Enviada em 17/04/2021

É de conhecimento geral que é díficil a inserção do jovem no mercado de trabalho e que eles possuem mais desafios do que oportunidades.

O desemprego entre os jovens corresponde a 31,4%, com base em dados do IBGE, e isso acontece, pois, muitas vezes, pós-término do ensino médio ou ainda cursando, muitos jovens procuram trabalho e acabam não conseguindo, já que as as empresas querem escolher pessoas mais qualificadas, prejudicando assim, o jovem por não apresentar currículo habilitado suficiente ou não ter nenhuma experiência. Só que se nunca ninguém contratar, eles não vão conseguir conquistá-la.

Outro fator existente é a discriminação de gênero e racial que jovens mulheres e negros sofrem na contratação. A quantidade de pessoas negras de 14 a 29 anos buscando emprego é quase o dobro da de jovens brancos e as mulheres jovens, de acordo com a Síntese de Indicadores Sociais do IBGE, são as que encontram maior dificuldade de inserção no mercado de trabalho.
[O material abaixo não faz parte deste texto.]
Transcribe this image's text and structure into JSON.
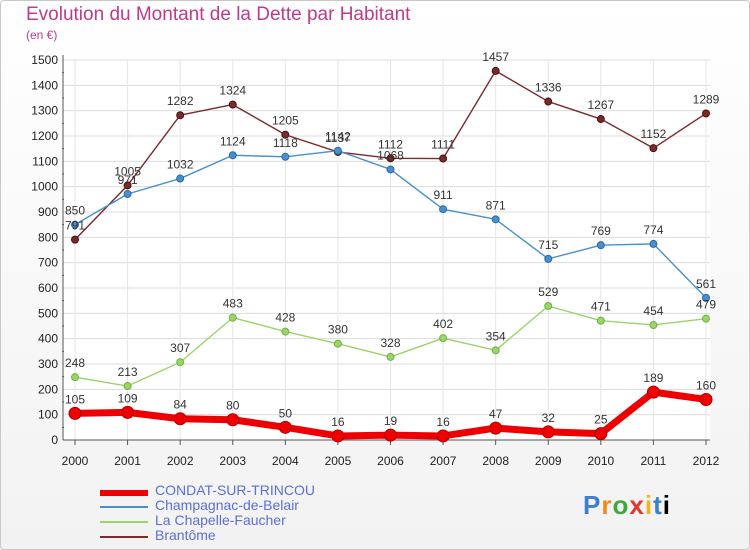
{
  "title": "Evolution du Montant de la Dette par Habitant",
  "unit": "(en €)",
  "logo": "Proxiti",
  "chart_data": {
    "type": "line",
    "title": "Evolution du Montant de la Dette par Habitant",
    "ylabel": "(en €)",
    "ylim": [
      0,
      1500
    ],
    "yticks": [
      0,
      100,
      200,
      300,
      400,
      500,
      600,
      700,
      800,
      900,
      1000,
      1100,
      1200,
      1300,
      1400,
      1500
    ],
    "categories": [
      "2000",
      "2001",
      "2002",
      "2003",
      "2004",
      "2005",
      "2006",
      "2007",
      "2008",
      "2009",
      "2010",
      "2011",
      "2012"
    ],
    "grid": true,
    "legend": "bottom-left",
    "series": [
      {
        "name": "CONDAT-SUR-TRINCOU",
        "color": "#ee0000",
        "values": [
          105,
          109,
          84,
          80,
          50,
          16,
          19,
          16,
          47,
          32,
          25,
          189,
          160
        ]
      },
      {
        "name": "Champagnac-de-Belair",
        "color": "#4a8fcc",
        "values": [
          850,
          971,
          1032,
          1124,
          1118,
          1142,
          1068,
          911,
          871,
          715,
          769,
          774,
          561
        ]
      },
      {
        "name": "La Chapelle-Faucher",
        "color": "#9ad46a",
        "values": [
          248,
          213,
          307,
          483,
          428,
          380,
          328,
          402,
          354,
          529,
          471,
          454,
          479
        ]
      },
      {
        "name": "Brantôme",
        "color": "#7a2a2a",
        "values": [
          791,
          1005,
          1282,
          1324,
          1205,
          1137,
          1112,
          1111,
          1457,
          1336,
          1267,
          1152,
          1289
        ]
      }
    ]
  }
}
Em 2014, havia 4 milhões de mulheres de 16 anos de idade ou mais desempregadas.

Ainda convém lembrar que a Constituição Federal garante promoção do bem de todos, sem preconceitos de idade ou quaisquer outras formas de discriminação, porém, a não inserção dos jovens no mercado de trabalho e toda a discriminação citada viola essa garantia.

Em vista dos argumentos apresentados, o Poder Público deve, criar oportunidades de qualificação para os jovens inexperientes e implementar fiscalizações e punições para o descumprimento de leis criadas para os ajudar, como a Lei Aprendizagem, já que dados divulgados pela CBN, apontam que o percentual de empresas que cumprem essa legislação não chega a 10% e, com base no jornal Folha de São Paulo, 93,8% das empresas não tinham nenhum aprendiz em seu quadro de funcionários.